If there’s a second file in the prefs folder called “defaultprefs.ini”, it’ll read that one after reading the main prefs. Anything in the “defaultprefs.ini” file will override the main prefs. It will then load a file called “defaultprefs.ini” from the LightBurn application folder (which is system wide) and those will override the other two.

The prefs are just JSON, so they’re not too hard to edit. Make a copy of “prefs.ini” and rename it to “defaultprefs.ini” and delete anything that you don’t want to be overridden. Whatever is left will be the “enforced state” when you re-run LightBurn.

I’ve attached an example as a .txt file just to show you what it looks like. The last line is “units” (0 is mm/sec) and the second last line, “WindowState” actually stores the layout of all the main window contents, so you could even force that if you want to. Someone would have to go through and figure out which bits you want to enforce, but this method means I don’t have to write a ton of UI switches to manage it, and it’ll scale to include any new settings we add in the future.

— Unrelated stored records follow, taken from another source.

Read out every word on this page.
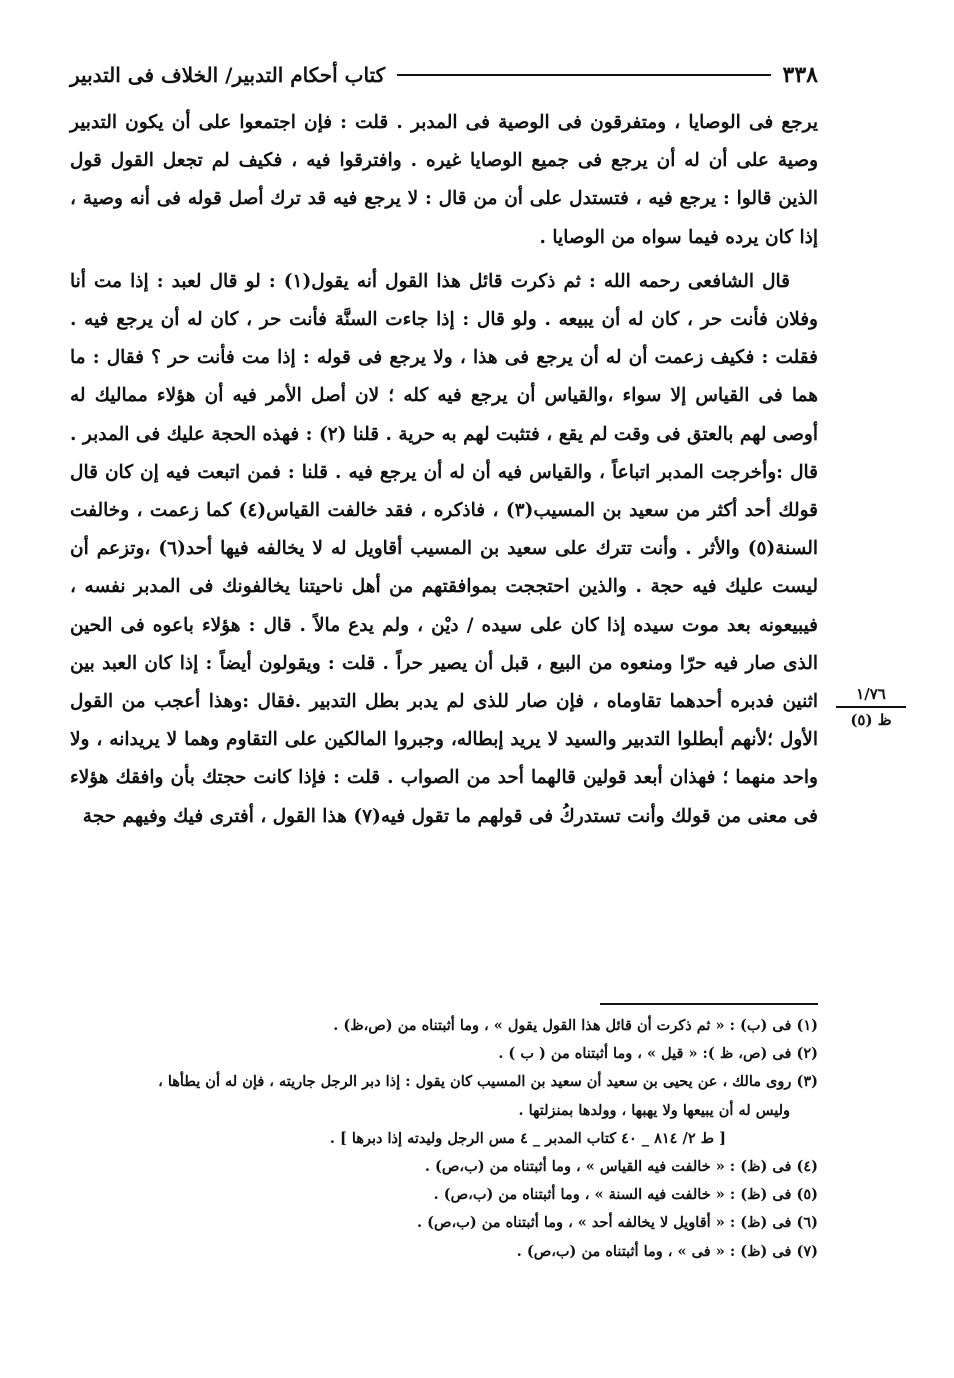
٣٣٨
كتاب أحكام التدبير/ الخلاف فى التدبير

يرجع فى الوصايا ، ومتفرقون فى الوصية فى المدبر . قلت : فإن اجتمعوا على أن يكون التدبير وصية على أن له أن يرجع فى جميع الوصايا غيره . وافترقوا فيه ، فكيف لم تجعل القول قول الذين قالوا : يرجع فيه ، فتستدل على أن من قال : لا يرجع فيه قد ترك أصل قوله فى أنه وصية ، إذا كان يرده فيما سواه من الوصايا .

قال الشافعى رحمه الله : ثم ذكرت قائل هذا القول أنه يقول(١) : لو قال لعبد : إذا مت أنا وفلان فأنت حر ، كان له أن يبيعه . ولو قال : إذا جاءت السنَّة فأنت حر ، كان له أن يرجع فيه . فقلت : فكيف زعمت أن له أن يرجع فى هذا ، ولا يرجع فى قوله : إذا مت فأنت حر ؟ فقال : ما هما فى القياس إلا سواء ،والقياس أن يرجع فيه كله ؛ لان أصل الأمر فيه أن هؤلاء مماليك له أوصى لهم بالعتق فى وقت لم يقع ، فتثبت لهم به حرية . قلنا (٢) : فهذه الحجة عليك فى المدبر . قال :وأخرجت المدبر اتباعاً ، والقياس فيه أن له أن يرجع فيه . قلنا : فمن اتبعت فيه إن كان قال قولك أحد أكثر من سعيد بن المسيب(٣) ، فاذكره ، فقد خالفت القياس(٤) كما زعمت ، وخالفت السنة(٥) والأثر . وأنت تترك على سعيد بن المسيب أقاويل له لا يخالفه فيها أحد(٦) ،وتزعم أن ليست عليك فيه حجة . والذين احتججت بموافقتهم من أهل ناحيتنا يخالفونك فى المدبر نفسه ، فيبيعونه بعد موت سيده إذا كان على سيده / ديْن ، ولم يدع مالاً . قال : هؤلاء باعوه فى الحين الذى صار فيه حرّا ومنعوه من البيع ، قبل أن يصير حراً . قلت : ويقولون أيضاً : إذا كان العبد بين اثنين فدبره أحدهما تقاوماه ، فإن صار للذى لم يدبر بطل التدبير .فقال :وهذا أعجب من القول الأول ؛لأنهم أبطلوا التدبير والسيد لا يريد إبطاله، وجبروا المالكين على التقاوم وهما لا يريدانه ، ولا واحد منهما ؛ فهذان أبعد قولين قالهما أحد من الصواب . قلت : فإذا كانت حجتك بأن وافقك هؤلاء فى معنى من قولك وأنت تستدركُ فى قولهم ما تقول فيه(٧) هذا القول ، أفترى فيك وفيهم حجة

١/٧٦
ظ (٥)
(١) فى (ب) : « ثم ذكرت أن قائل هذا القول يقول » ، وما أثبتناه من (ص،ظ) .
(٢) فى (ص، ظ ): « قيل » ، وما أثبتناه من ( ب ) .
(٣) روى مالك ، عن يحيى بن سعيد أن سعيد بن المسيب كان يقول : إذا دبر الرجل جاريته ، فإن له أن يطأها ،
وليس له أن يبيعها ولا يهبها ، وولدها بمنزلتها .
[ ط ٢/ ٨١٤ _ ٤٠ كتاب المدبر _ ٤ مس الرجل وليدته إذا دبرها ] .
(٤) فى (ظ) : « خالفت فيه القياس » ، وما أثبتناه من (ب،ص) .
(٥) فى (ظ) : « خالفت فيه السنة » ، وما أثبتناه من (ب،ص) .
(٦) فى (ظ) : « أقاويل لا يخالفه أحد » ، وما أثبتناه من (ب،ص) .
(٧) فى (ظ) : « فى » ، وما أثبتناه من (ب،ص) .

Things like cut settings in the layers should probably be removed, and this hasn’t been tested to make sure it works with absolutely every pref in the device settings, and it won’t enforce anything in the machine settings, but it’s being used by a few places already with good feedback.

defaultprefs.txt (3.2 KB)

That is excellent! Thanks so much. I will drop that into place (probably tomorrow). We have to enforce machine settings and likely window layout as well. I’ll experiment on it this evening. In the beginning I was going to write a UI-based tool for the monitors and they only know a skosh more than the users. In the end, we chose what to harden and so the brute force method was done. This is a much cleaner setup.

Users can change their settings still, but they won’t stick, and a savvy user could potentially edit the file, but if you have user access control and they aren’t allowed to write to C:\program files, that would work. Even the window layout prefs are stored here, so that gets you that for free too.

Yep. I got that. The primary challenge is a person who walks in, loads his file from a USB, changes a bunch of settings (including closing/opening windows), burns his design and walks away. The next person is a total noob and nothing matches what they have learned. Myself or another person gets a call “Lightburn is broken.” Those calls are not as bad as some “well-meaning” person who goes in and starts changing everything trying to make it work. This mechanism will allow us to tell users “If something doesn’t work right for you, restart Lightburn.” It should solve a number of issues for new laser users(other than speed/power LOL)

For those, the material library is a good one, but yes, I get where you’re going here. The bulk case is what this solves.